Epic: CLI usability improvements -- first class CLI experience
Use cases, pain points, and background
Most modern CLI tools use a tool subcommand pattern (docker run, git status, kubectl apply). Gym should have a single top-level command i.e. gym with grouped subcommands would be more intuitive and easier to discover.
The goal is to replace the ng_* / nemo_gym_* entry points with a single gym CLI. Top-level commands for common operations, with subcommand groups for related clusters (e.g. gym data * for all data operations, gym benchmark * for benchmark operations). Keep the ng_* aliases around as deprecated shims during a transition period, with a deprecation warning pointing users to the new command.
Why now: The user base and the catalog are both about to grow significantly. The current CLI surface scales poorly with either. Fixing the shell once, before adoption peaks, is far cheaper than retrofitting later — and unblocks every subsequent CLI feature (discoverability, status, info, etc.) from inheriting a unified surface for free.
Problems
- Inconsistent conventions. The current CLI has 40+ entry points across two naming conventions (
ng_* and nemo_gym_*), all using underscore-separated names, e.g., ng_collect_rollouts, ng_init_resources_server, ng_e2e_collect_rollouts, ng_upload_dataset_to_gitlab, etc.
- Environment discoverability. A new user lands in Gym and asks: "What can I evaluate against, and what does each environment actually do?" Ref: #1433.
- Benchmark-centric, need to improve UX for agent-centric. The current evaluation flow starts from "pick a benchmark" which bundles the agent, environment, and data together in a single config. Agent developers think the other way: "I have an agent, I want to evaluate it against environments." We need to improve the UX of this path.
- Agent swapping requires config duplication. Running SWE-bench with OpenHands vs SWE Agent vs Mini SWE Agent requires three nearly identical YAML configs that differ by one line (the agent). Every agent-environment combination needs its own config file rather than being composable at the CLI level. Ref: #1396.
- Config paths require familiarity with project structure. Users need to specify exact paths like
resources_servers/gpqa/configs/gpqa.yaml. This requires familiarity with the internal project structure — you need to know that model configs live in responses_api_models/ and benchmark configs in resources_servers/ or benchmarks/. Ref: #1205.
- CLI terminology is training-centric, not eval-centric. "Collect rollouts" and "reward profiling" are RL training terms — an agent developer who wants to evaluate their agent thinks in terms of "run evaluation" and "get metrics/scores." The current naming assumes the user's goal is to generate training data, not to assess agent performance. Similarly,
responses_create_params, verifier_metadata, and resources_server are abstractions that don't map to how an agent developer thinks about their workflow ("tasks," "scores," "environments"). The help text explains the current concepts well, but users searching for evaluation workflows may not discover the right commands.

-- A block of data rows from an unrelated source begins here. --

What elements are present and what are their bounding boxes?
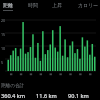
button[interactable]: 距離 xyxy=(3,0,13,11)
button[interactable]: 11.6 km xyxy=(34,92,67,100)
staticText: 5 xyxy=(1,60,4,65)
button[interactable]: 90.1 km xyxy=(67,92,100,100)
staticText: 15 xyxy=(1,32,6,37)
staticText: カロリー xyxy=(78,2,99,8)
staticText: 11.6 km xyxy=(36,92,57,100)
staticText: 360.4 km xyxy=(1,92,25,100)
staticText: 距離の合計 xyxy=(1,83,25,89)
button[interactable]: 上昇 xyxy=(52,0,62,11)
staticText: 20 xyxy=(1,18,6,23)
button[interactable]: カロリー xyxy=(78,0,99,11)
staticText: 10 xyxy=(1,46,6,51)
button[interactable]: 360.4 km xyxy=(0,92,34,100)
staticText: 時間 xyxy=(28,2,38,8)
staticText: 距離 xyxy=(3,2,13,8)
staticText: 90.1 km xyxy=(68,92,89,100)
button[interactable]: 時間 xyxy=(28,0,38,11)
staticText: 上昇 xyxy=(52,2,62,8)
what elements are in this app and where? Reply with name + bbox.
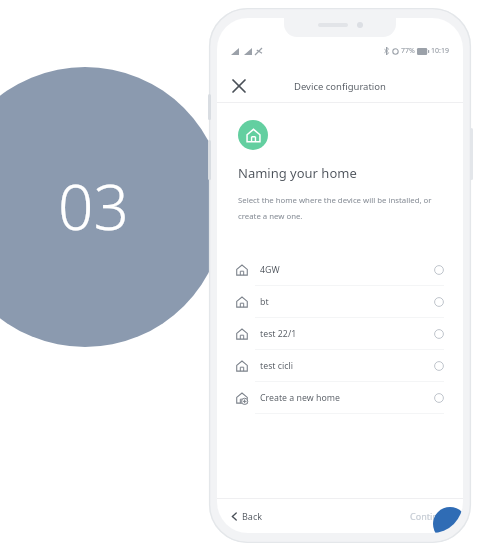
staticText: test 22/1 <box>260 328 297 340</box>
staticText: 10:19 <box>431 46 449 56</box>
staticText: 03 <box>58 164 129 248</box>
staticText: Select the home where the device will be… <box>238 195 432 206</box>
staticText: Device configuration <box>294 80 386 93</box>
staticText: test cicli <box>260 360 294 372</box>
staticText: Back <box>242 510 263 522</box>
button[interactable]: test cicli <box>217 350 463 381</box>
button[interactable]: Continue <box>433 507 463 533</box>
button[interactable]: Back <box>227 506 267 526</box>
button[interactable]: 4GW <box>217 254 463 285</box>
button[interactable]: Create a new home <box>217 382 463 413</box>
staticText: Naming your home <box>238 164 357 182</box>
button[interactable]: Close <box>225 72 253 100</box>
staticText: create a new one. <box>238 211 303 222</box>
staticText: Create a new home <box>260 392 340 404</box>
button[interactable]: Continue <box>406 506 453 526</box>
staticText: bt <box>260 296 269 308</box>
button[interactable]: test 22/1 <box>217 318 463 349</box>
staticText: Continue <box>410 510 449 522</box>
button[interactable]: bt <box>217 286 463 317</box>
staticText: 77% <box>401 46 415 56</box>
staticText: 4GW <box>260 264 280 276</box>
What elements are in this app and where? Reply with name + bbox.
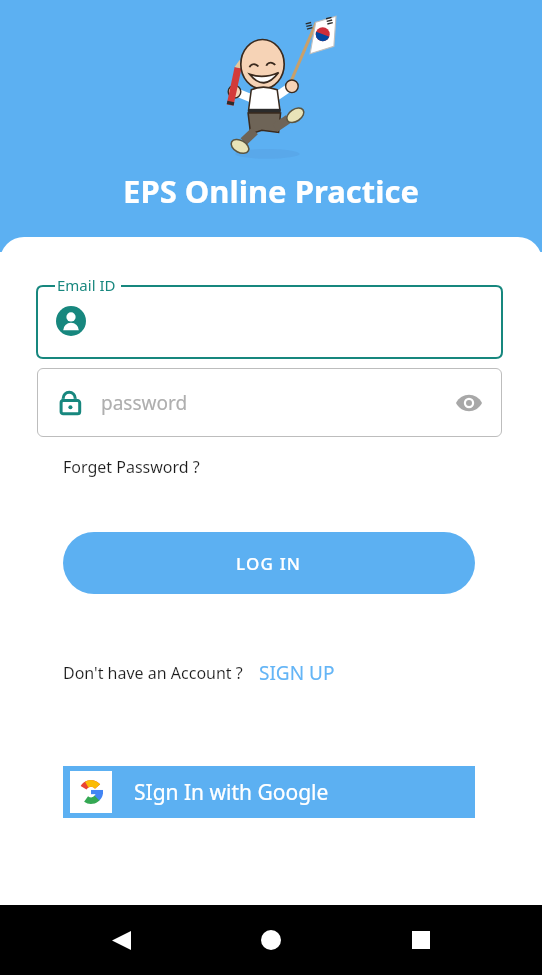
staticText: password (101, 390, 188, 416)
button[interactable]: Forget Password ? (57, 452, 206, 482)
button[interactable]: SIGN UP (253, 656, 341, 690)
staticText: LOG IN (236, 552, 302, 575)
button[interactable]: Home (248, 917, 294, 963)
staticText: SIGN UP (259, 660, 335, 686)
button[interactable]: Back (98, 917, 144, 963)
staticText: Email ID (57, 275, 116, 295)
button[interactable]: password (37, 368, 502, 437)
button[interactable]: LOG IN (63, 532, 475, 594)
button[interactable] (37, 286, 502, 358)
staticText: EPS Online Practice (0, 170, 542, 212)
button[interactable]: Show password (449, 383, 489, 423)
staticText: Forget Password ? (63, 456, 200, 478)
staticText: Don't have an Account ? (63, 662, 243, 684)
button[interactable]: Recent apps (398, 917, 444, 963)
staticText: SIgn In with Google (134, 778, 329, 807)
button[interactable]: SIgn In with Google (63, 766, 475, 818)
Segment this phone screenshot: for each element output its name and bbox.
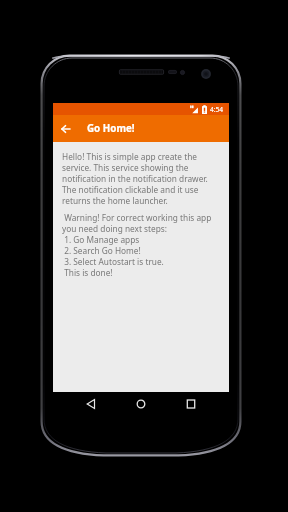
staticText: 4:54	[210, 105, 224, 114]
staticText: Go Home!	[87, 122, 135, 135]
staticText: Hello! This is simple app create the ser…	[62, 151, 221, 206]
button[interactable]: Home	[129, 392, 153, 416]
staticText: Warning! For correct working this app yo…	[62, 212, 221, 278]
button[interactable]: Navigate up	[53, 115, 79, 142]
button[interactable]: Recent apps	[179, 392, 203, 416]
button[interactable]: Back	[79, 392, 103, 416]
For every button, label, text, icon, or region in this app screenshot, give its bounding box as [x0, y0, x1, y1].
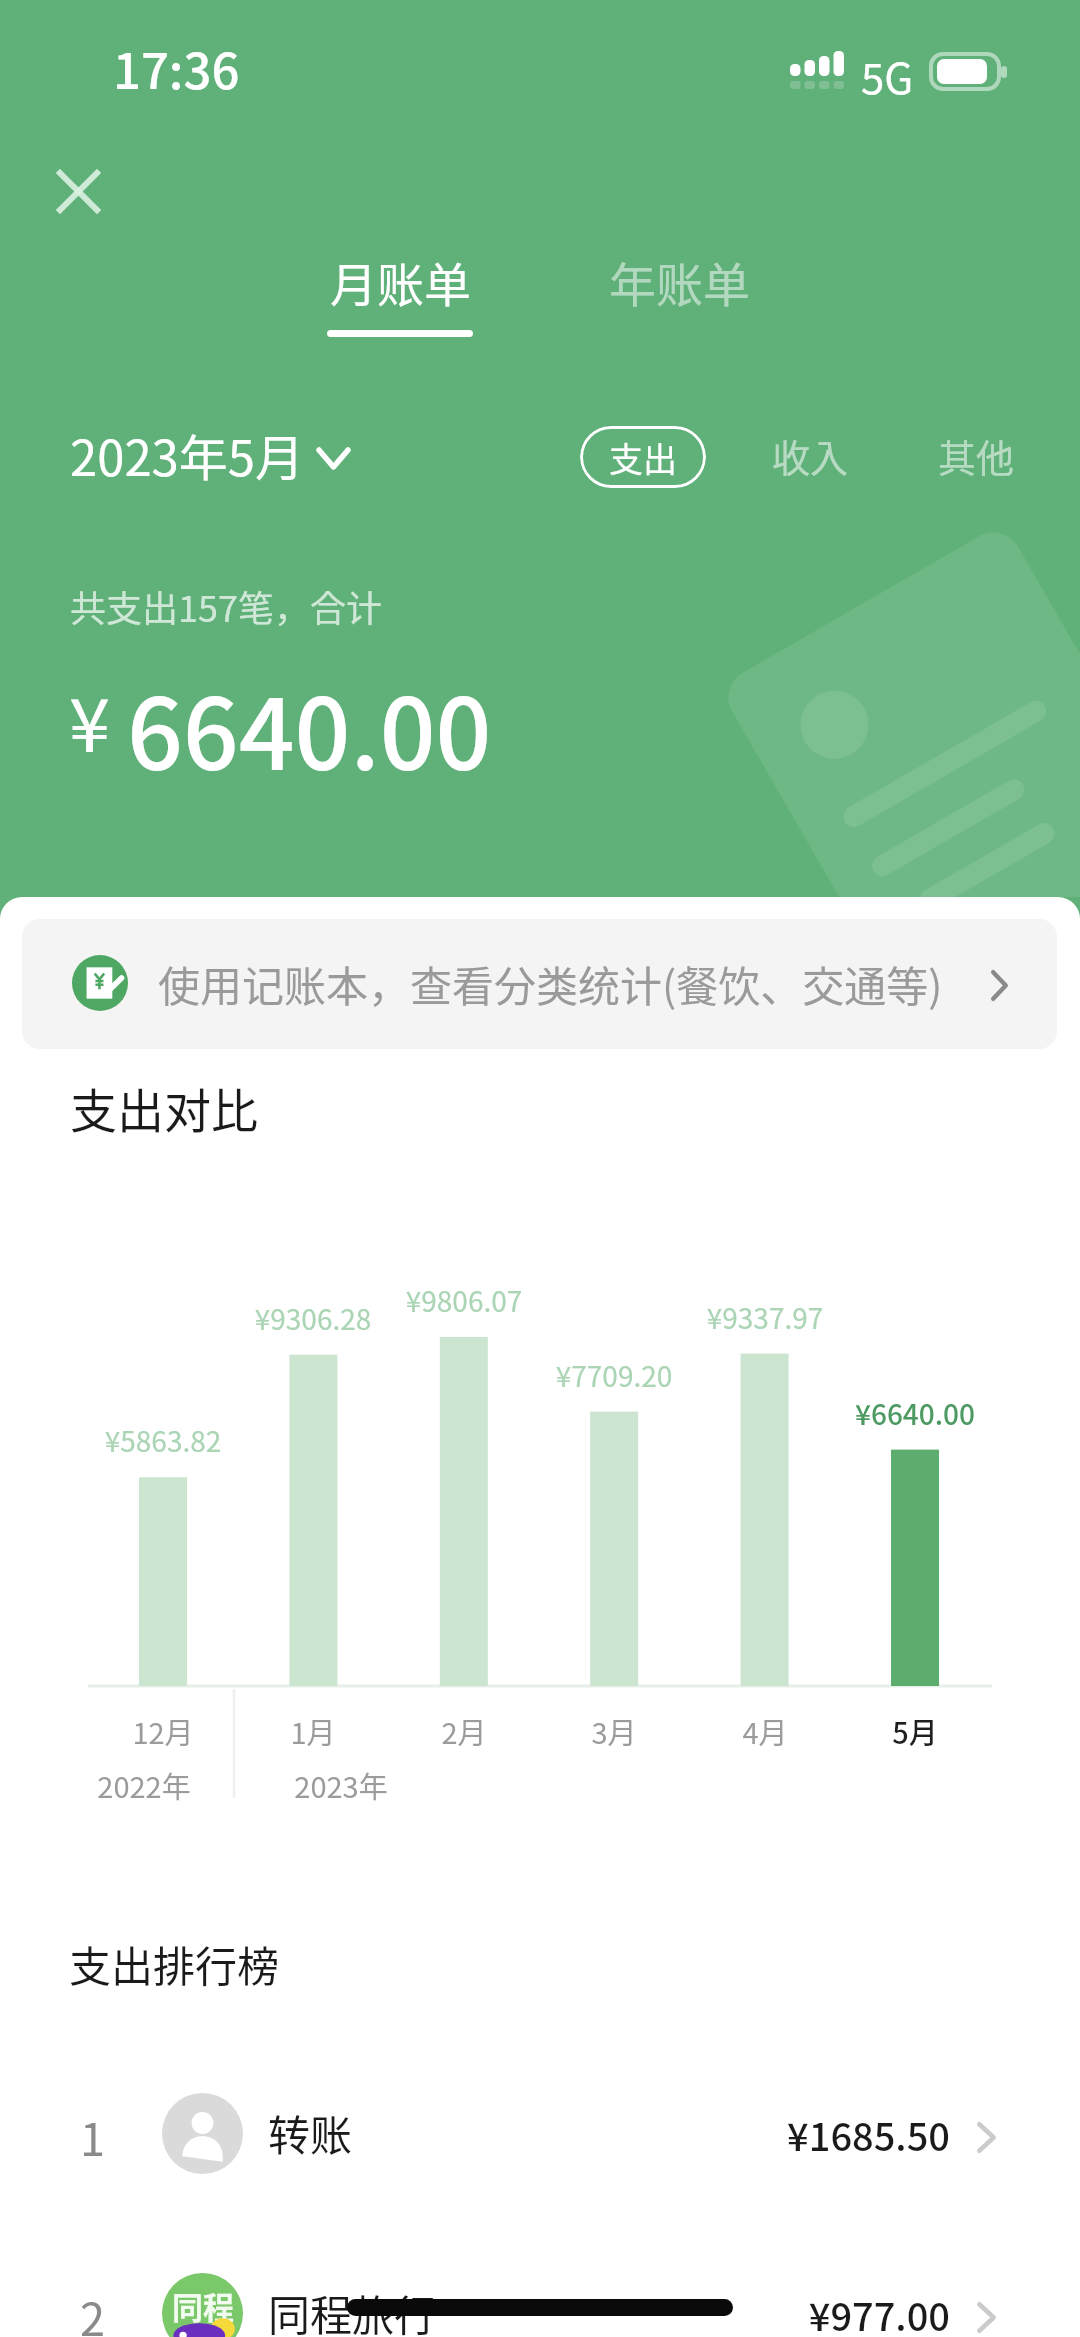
staticText: 6640.00: [127, 656, 492, 798]
staticText: 4月: [645, 1710, 885, 1752]
staticText: ¥: [69, 666, 111, 773]
staticText: 收入: [772, 428, 849, 483]
staticText: 17:36: [113, 32, 240, 103]
button[interactable]: 收入: [772, 428, 849, 483]
staticText: ¥9337.97: [645, 1297, 885, 1338]
staticText: 支出排行榜: [69, 1933, 280, 1994]
button[interactable]: 2: [0, 2240, 1080, 2337]
staticText: 5月: [795, 1710, 1035, 1752]
staticText: ¥6640.00: [795, 1393, 1035, 1434]
staticText: 2023年: [221, 1764, 461, 1806]
staticText: 2: [80, 2284, 105, 2337]
button[interactable]: 其他: [938, 428, 1015, 483]
staticText: 5G: [861, 45, 914, 106]
staticText: ¥977.00: [650, 2287, 950, 2337]
button[interactable]: 支出: [580, 426, 706, 488]
staticText: 3月: [494, 1710, 734, 1752]
staticText: 12月: [43, 1710, 283, 1752]
staticText: ¥1685.50: [650, 2107, 950, 2162]
staticText: 支出对比: [70, 1073, 258, 1141]
staticText: 共支出157笔，合计: [70, 580, 382, 632]
staticText: 转账: [268, 2102, 353, 2163]
staticText: 2023年5月: [70, 419, 304, 490]
staticText: ¥5863.82: [43, 1420, 283, 1461]
button[interactable]: 1: [0, 2060, 1080, 2190]
staticText: 1月: [193, 1710, 433, 1752]
button[interactable]: 年账单: [598, 247, 761, 315]
staticText: 月账单: [330, 247, 471, 315]
staticText: 支出: [609, 433, 677, 482]
staticText: ¥9806.07: [344, 1280, 584, 1321]
staticText: ¥9306.28: [193, 1298, 433, 1339]
staticText: 2月: [344, 1710, 584, 1752]
button[interactable]: 月账单: [320, 247, 480, 315]
staticText: 同程旅行: [268, 2282, 437, 2337]
staticText: 使用记账本，查看分类统计(餐饮、交通等): [158, 953, 943, 1014]
staticText: 其他: [938, 428, 1015, 483]
button[interactable]: 2023年5月: [70, 419, 351, 490]
button[interactable]: 使用记账本，查看分类统计(餐饮、交通等): [22, 919, 1057, 1049]
staticText: 1: [80, 2104, 105, 2169]
button[interactable]: Close: [40, 153, 116, 229]
staticText: 年账单: [609, 247, 750, 315]
staticText: 2022年: [24, 1764, 264, 1806]
staticText: ¥7709.20: [494, 1355, 734, 1396]
staticText: 同程: [172, 2283, 234, 2328]
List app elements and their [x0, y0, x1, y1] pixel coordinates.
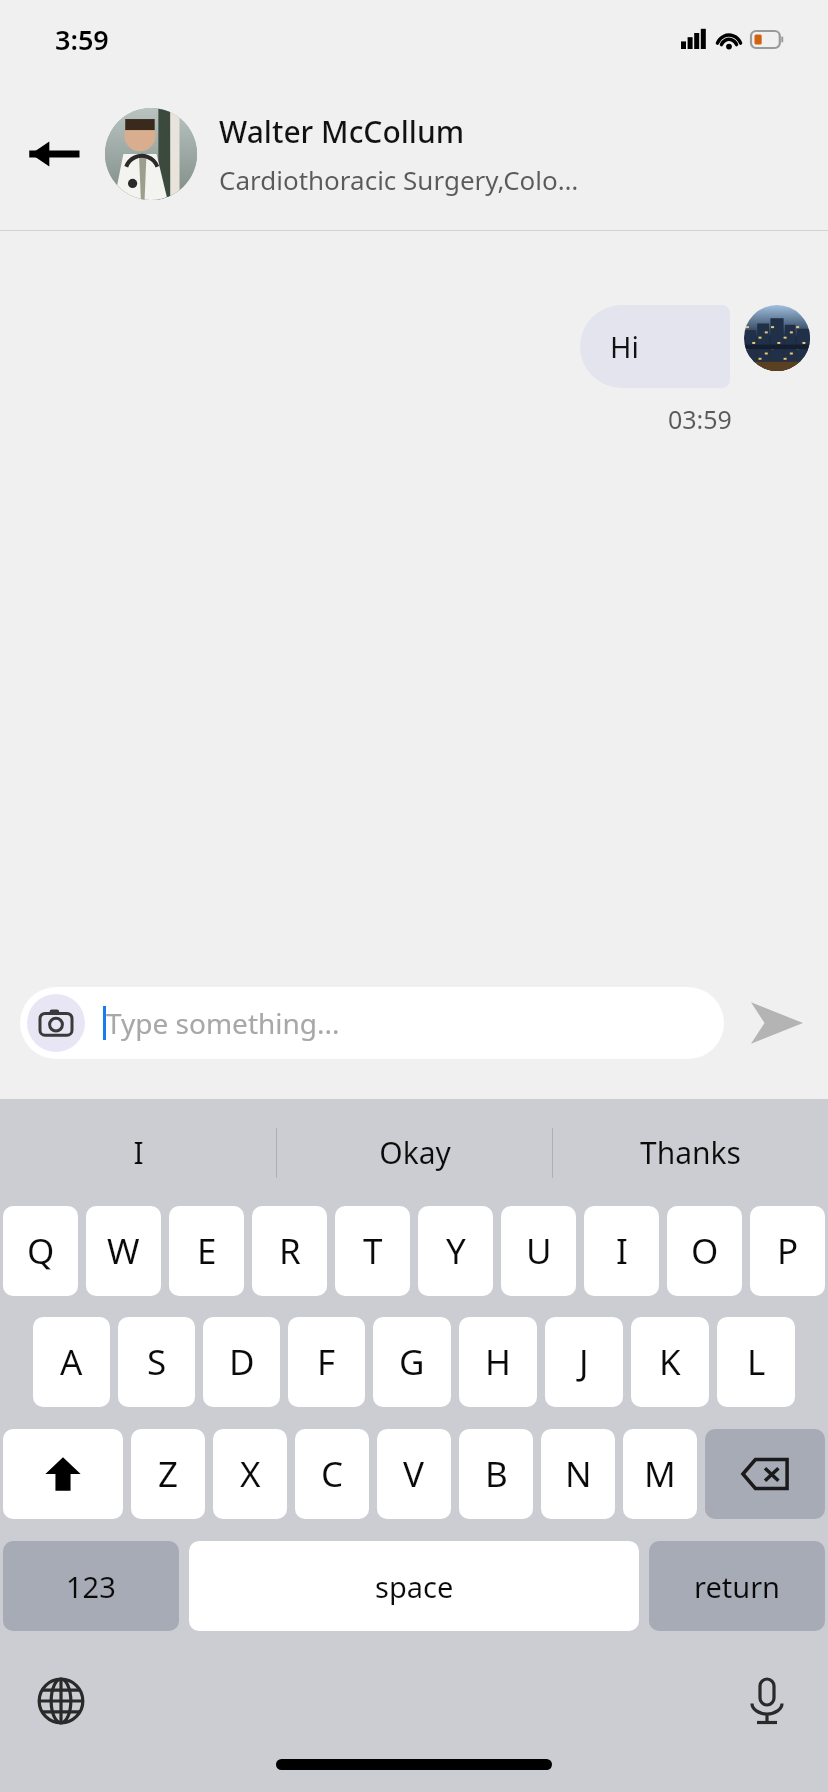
staticText: T — [363, 1227, 383, 1275]
button[interactable]: G — [373, 1317, 451, 1407]
button[interactable]: O — [667, 1206, 742, 1296]
button[interactable]: S — [118, 1317, 195, 1407]
staticText: W — [107, 1227, 140, 1275]
button[interactable]: C — [295, 1429, 369, 1519]
button[interactable]: P — [750, 1206, 825, 1296]
staticText: Z — [158, 1450, 179, 1498]
button[interactable]: Back — [0, 78, 105, 230]
button[interactable]: V — [377, 1429, 451, 1519]
staticText: Y — [446, 1227, 466, 1275]
staticText: A — [60, 1338, 83, 1386]
staticText: F — [317, 1338, 336, 1386]
button[interactable]: T — [335, 1206, 410, 1296]
button[interactable]: M — [623, 1429, 697, 1519]
staticText: N — [565, 1450, 592, 1498]
button[interactable]: D — [203, 1317, 280, 1407]
staticText: L — [747, 1338, 766, 1386]
button[interactable]: N — [541, 1429, 615, 1519]
button[interactable]: Okay — [277, 1099, 552, 1206]
staticText: Cardiothoracic Surgery,Colo… — [219, 162, 579, 197]
staticText: X — [240, 1450, 261, 1498]
button[interactable]: Thanks — [553, 1099, 828, 1206]
button[interactable]: E — [169, 1206, 244, 1296]
button[interactable]: Q — [3, 1206, 78, 1296]
staticText: Hi — [610, 327, 639, 366]
staticText: I — [616, 1227, 628, 1275]
button[interactable]: Hi — [580, 305, 730, 388]
staticText: Type something... — [106, 1004, 340, 1042]
staticText: 03:59 — [668, 402, 732, 436]
staticText: G — [399, 1338, 425, 1386]
staticText: D — [229, 1338, 255, 1386]
staticText: E — [197, 1227, 217, 1275]
staticText: O — [691, 1227, 719, 1275]
staticText: H — [485, 1338, 511, 1386]
button[interactable]: U — [501, 1206, 576, 1296]
button[interactable]: Z — [131, 1429, 205, 1519]
button[interactable]: I — [0, 1099, 276, 1206]
button[interactable]: L — [717, 1317, 795, 1407]
staticText: 123 — [66, 1567, 116, 1606]
button[interactable]: A — [33, 1317, 110, 1407]
staticText: Okay — [379, 1132, 451, 1173]
staticText: J — [579, 1338, 589, 1386]
button[interactable]: F — [288, 1317, 365, 1407]
staticText: S — [147, 1338, 167, 1386]
button[interactable]: R — [252, 1206, 327, 1296]
button[interactable]: Change keyboard — [32, 1672, 90, 1730]
button[interactable]: J — [545, 1317, 623, 1407]
button[interactable]: K — [631, 1317, 709, 1407]
staticText: B — [485, 1450, 508, 1498]
staticText: Q — [27, 1227, 55, 1275]
staticText: P — [777, 1227, 799, 1275]
button[interactable]: W — [86, 1206, 161, 1296]
button[interactable]: Send — [744, 990, 810, 1056]
staticText: space — [375, 1567, 454, 1606]
staticText: R — [279, 1227, 301, 1275]
button[interactable]: space — [189, 1541, 639, 1631]
staticText: Thanks — [640, 1132, 741, 1173]
button[interactable]: Y — [418, 1206, 493, 1296]
staticText: I — [133, 1132, 144, 1173]
button[interactable]: 123 — [3, 1541, 179, 1631]
staticText: M — [644, 1450, 676, 1498]
staticText: 3:59 — [55, 21, 109, 58]
button[interactable]: B — [459, 1429, 533, 1519]
button[interactable]: Camera — [27, 994, 85, 1052]
button[interactable]: Backspace — [705, 1429, 825, 1519]
button[interactable]: Shift — [3, 1429, 123, 1519]
button[interactable]: Camera — [20, 987, 724, 1059]
button[interactable]: Voice input — [738, 1672, 796, 1730]
staticText: V — [403, 1450, 425, 1498]
staticText: C — [321, 1450, 344, 1498]
staticText: Walter McCollum — [219, 111, 465, 152]
button[interactable]: return — [649, 1541, 825, 1631]
staticText: return — [694, 1567, 781, 1606]
staticText: K — [659, 1338, 681, 1386]
button[interactable]: X — [213, 1429, 287, 1519]
button[interactable]: H — [459, 1317, 537, 1407]
staticText: U — [526, 1227, 552, 1275]
button[interactable]: I — [584, 1206, 659, 1296]
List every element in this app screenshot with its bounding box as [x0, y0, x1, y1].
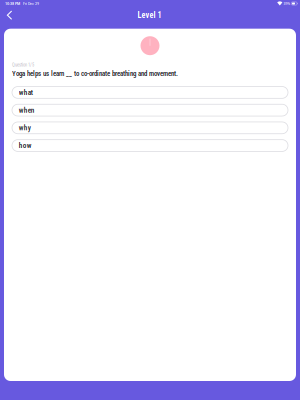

- 3 commands to compose agentic eval.
ng_run → ng_collect_rollouts → ng_reward_profile exposes the microservice infrastructure (start servers, collect, score) rather than abstracting it into the user's goal: "evaluate my agent on this task set." Ideally the user could specify tasks, model, agent, and environment in a single command. Ref: #1188.
- Skills use and discoverability. NeMo Gym lacks a strong workflow for evaluating skill iteration. Users need to modify skills independently from the agent and environment, then compare how those changes affect accuracy, cost, task completion time, and generalization across task sets. Ref: #1235 .
Product Requirements
- CLI Ergonomics. CLI commands should be structured according to overall workflow (Data -> Environments -> Evaluate <-> Improve -> Deploy). Gym is for evaluating and improving models and agents through iterative evaluation and experimentation. The CLI structure should reflect this workflow, not internal implementation details (server types, rollout collection mechanics).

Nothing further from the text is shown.